It was a first time, as there is a first time for everything: my visit to New York City. I needed to go there to do research for DARK FIBER. I needed to explore Jonathan Kelder’s state of mind when he wanders that city. Jonathan is my protagonist and while he tries to figure a way out, his antagonist weaves a web around him, pulling the net ever tighter.

In New York, I put myself in Jonathan’s shoes and hopped on an early ferry to Ellis Island as that seemed the most suitable place to start my journey.
It was strangely vacant, Ellis Island, but its emptiness didn’t breathe a single molecule of freedom. My footsteps ricochetted hollowly off the blood-colored floor tiles and against the metal window frames. I looked out to catch a glimpse of the promised land, as so many people must have done before me, but the windows barred me from seeing liberty.

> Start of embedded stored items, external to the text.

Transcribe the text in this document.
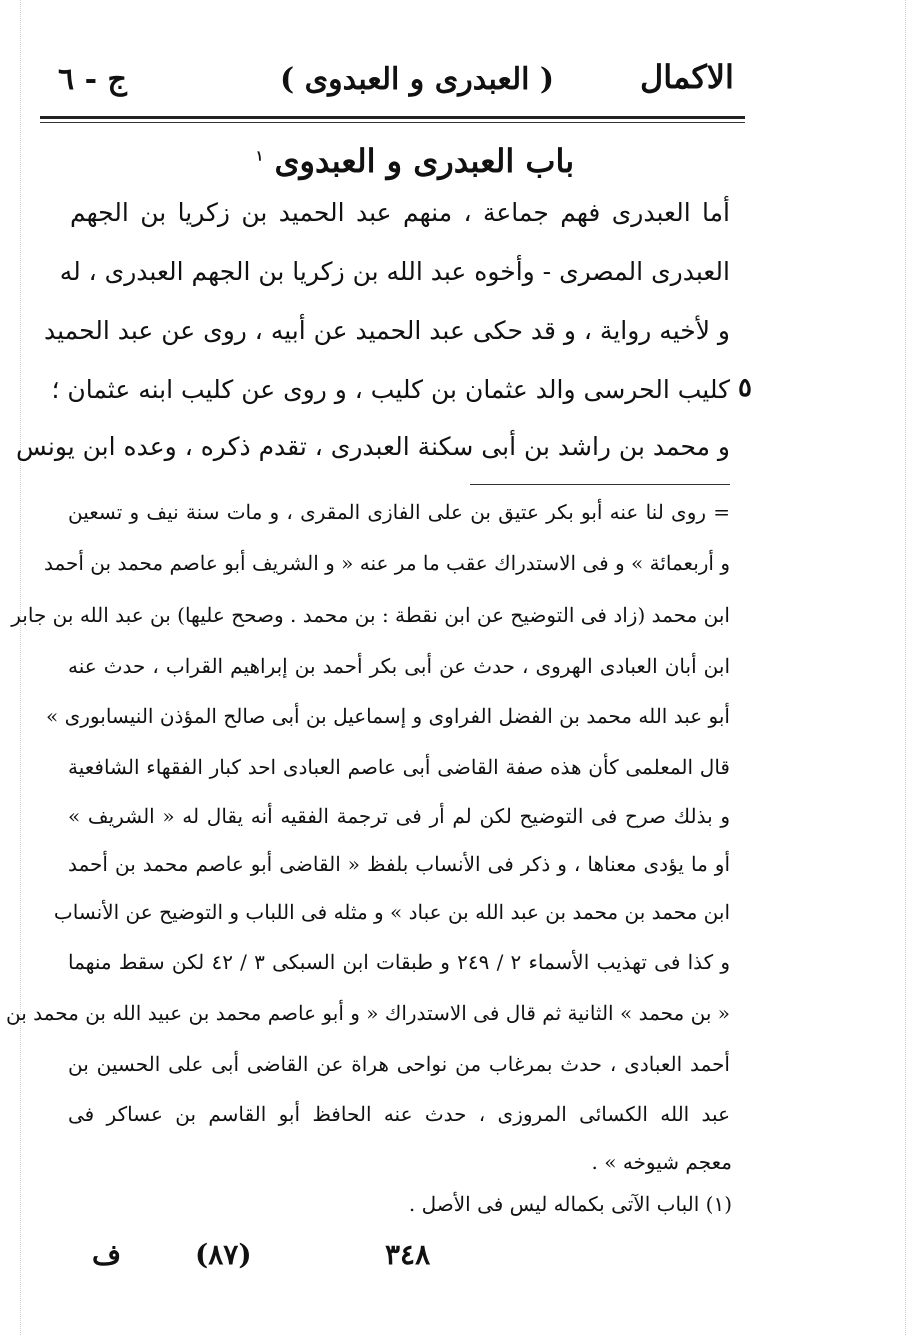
ج - ٦	( العبدرى و العبدوى )	الاكمال
باب العبدرى و العبدوى $^١$
أما العبدرى فهم جماعة ، منهم عبد الحميد بن زكريا بن الجهم
العبدرى المصرى - وأخوه عبد الله بن زكريا بن الجهم العبدرى ، له
و لأخيه رواية ، و قد حكى عبد الحميد عن أبيه ، روى عن عبد الحميد
كليب الحرسى والد عثمان بن كليب ، و روى عن كليب ابنه عثمان ؛ ٥
و محمد بن راشد بن أبى سكنة العبدرى ، تقدم ذكره ، وعده ابن يونس
= روى لنا عنه أبو بكر عتيق بن على الفازى المقرى ، و مات سنة نيف و تسعين
و أربعمائة » و فى الاستدراك عقب ما مر عنه « و الشريف أبو عاصم محمد بن أحمد
ابن محمد (زاد فى التوضيح عن ابن نقطة : بن محمد . وصحح عليها) بن عبد الله بن جابر
ابن أبان العبادى الهروى ، حدث عن أبى بكر أحمد بن إبراهيم القراب ، حدث عنه
أبو عبد الله محمد بن الفضل الفراوى و إسماعيل بن أبى صالح المؤذن النيسابورى »
قال المعلمى كأن هذه صفة القاضى أبى عاصم العبادى احد كبار الفقهاء الشافعية
و بذلك صرح فى التوضيح لكن لم أر فى ترجمة الفقيه أنه يقال له « الشريف »
أو ما يؤدى معناها ، و ذكر فى الأنساب بلفظ « القاضى أبو عاصم محمد بن أحمد
ابن محمد بن محمد بن عبد الله بن عباد » و مثله فى اللباب و التوضيح عن الأنساب
و كذا فى تهذيب الأسماء ٢ / ٢٤٩ و طبقات ابن السبكى ٣ / ٤٢ لكن سقط منهما
« بن محمد » الثانية ثم قال فى الاستدراك « و أبو عاصم محمد بن عبيد الله بن محمد بن
أحمد العبادى ، حدث بمرغاب من نواحى هراة عن القاضى أبى على الحسين بن
عبد الله الكسائى المروزى ، حدث عنه الحافظ أبو القاسم بن عساكر فى
معجم شيوخه » .
(١) الباب الآتى بكماله ليس فى الأصل .
ف	(٨٧)	٣٤٨
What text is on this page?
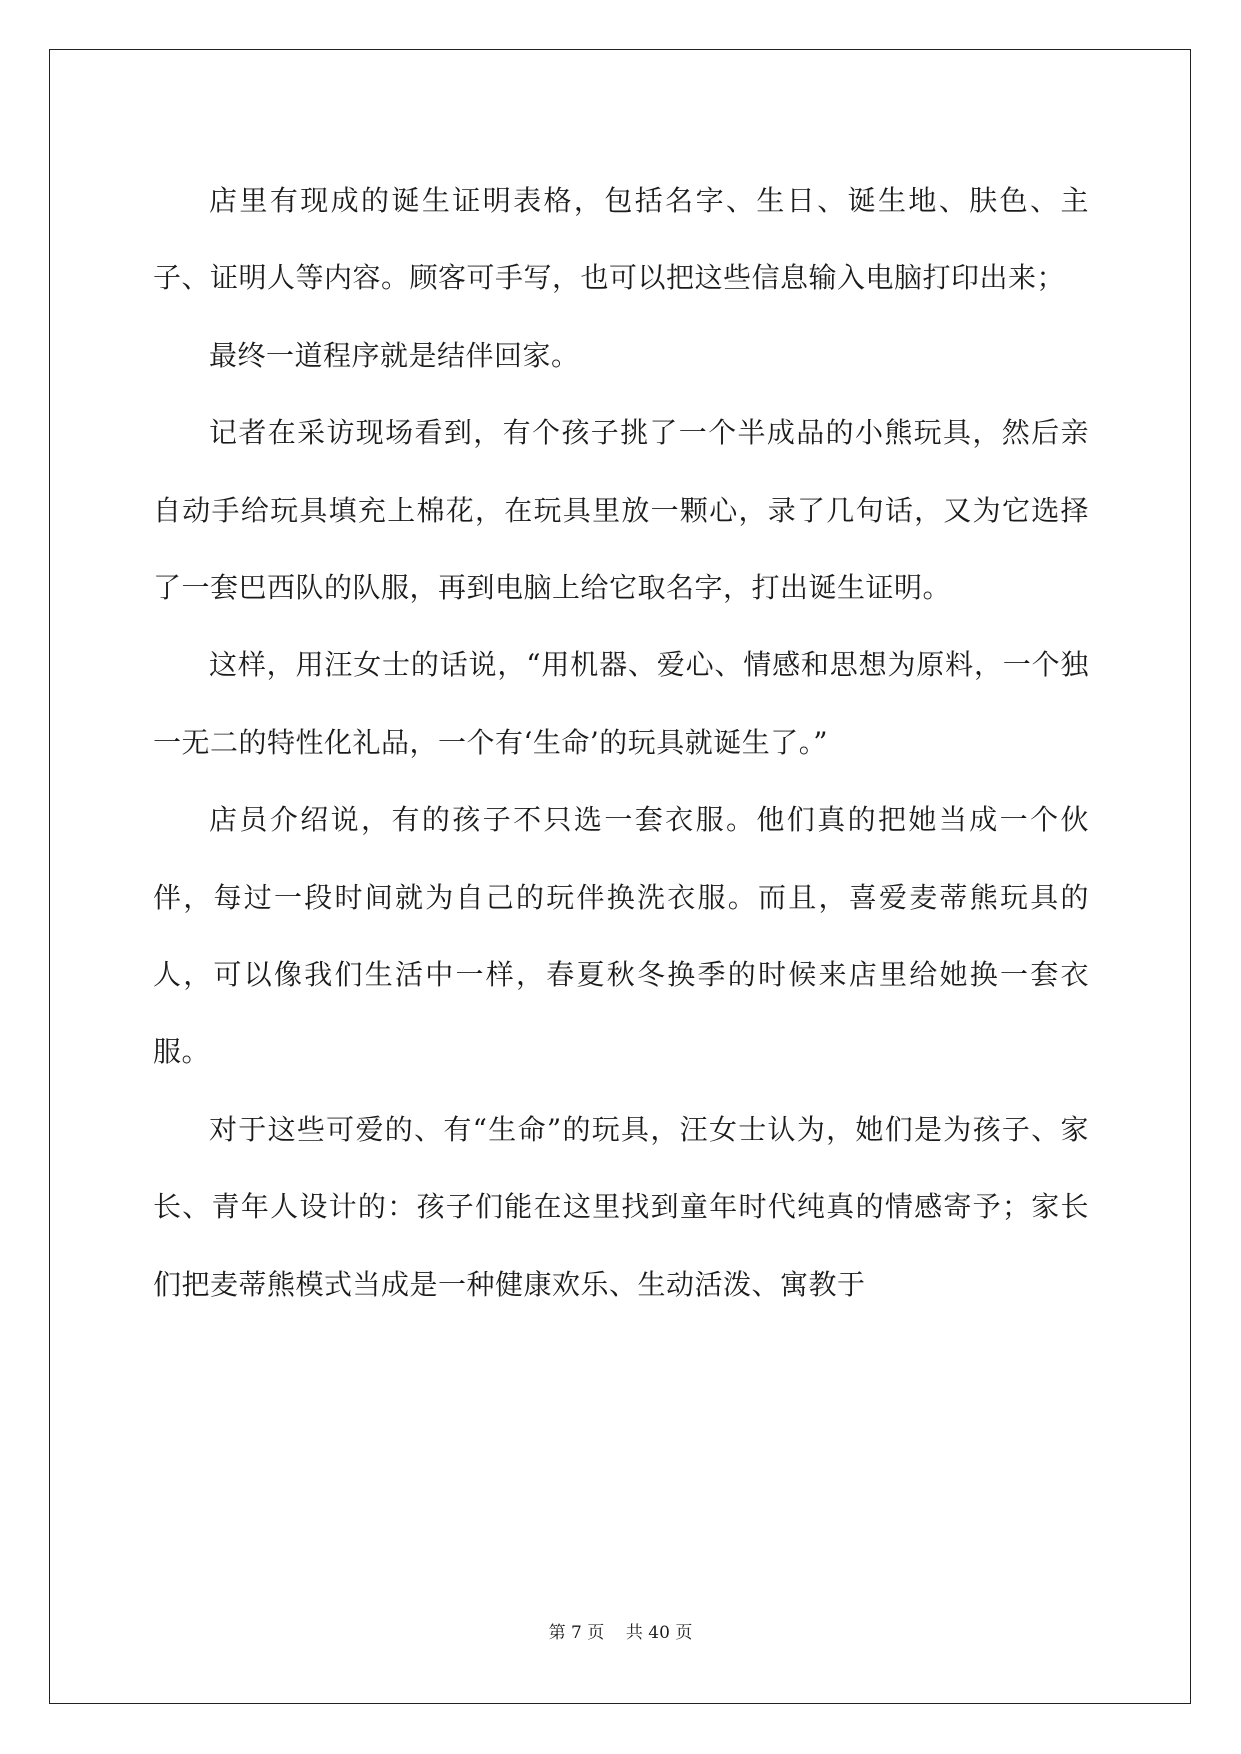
店里有现成的诞生证明表格，包括名字、生日、诞生地、肤色、主子、证明人等内容。顾客可手写，也可以把这些信息输入电脑打印出来；

最终一道程序就是结伴回家。

记者在采访现场看到，有个孩子挑了一个半成品的小熊玩具，然后亲自动手给玩具填充上棉花，在玩具里放一颗心，录了几句话，又为它选择了一套巴西队的队服，再到电脑上给它取名字，打出诞生证明。

这样，用汪女士的话说，“用机器、爱心、情感和思想为原料，一个独一无二的特性化礼品，一个有‘生命’的玩具就诞生了。”

店员介绍说，有的孩子不只选一套衣服。他们真的把她当成一个伙伴，每过一段时间就为自己的玩伴换洗衣服。而且，喜爱麦蒂熊玩具的人，可以像我们生活中一样，春夏秋冬换季的时候来店里给她换一套衣服。

对于这些可爱的、有“生命”的玩具，汪女士认为，她们是为孩子、家长、青年人设计的：孩子们能在这里找到童年时代纯真的情感寄予；家长们把麦蒂熊模式当成是一种健康欢乐、生动活泼、寓教于

第 7 页    共 40 页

Feeling locked in turned out to be illustrative for my visit to Gotham City or, as they say, ‘Manhattan below 14th Street at eleven minutes past midnight on the coldest night in November.’ And it sure bode ill for Jonathan and his attempts to ward off fate. The cabling on Brooklyn Bridge prevented souls from jumping to safety. Even the barred windows of the Public Library held a little bird trapped inside its thick marble walls.
Wherever I went, wherever Jonathan went, cold metal bars and unforgiving steel cables kept him –and me– from finding a way out.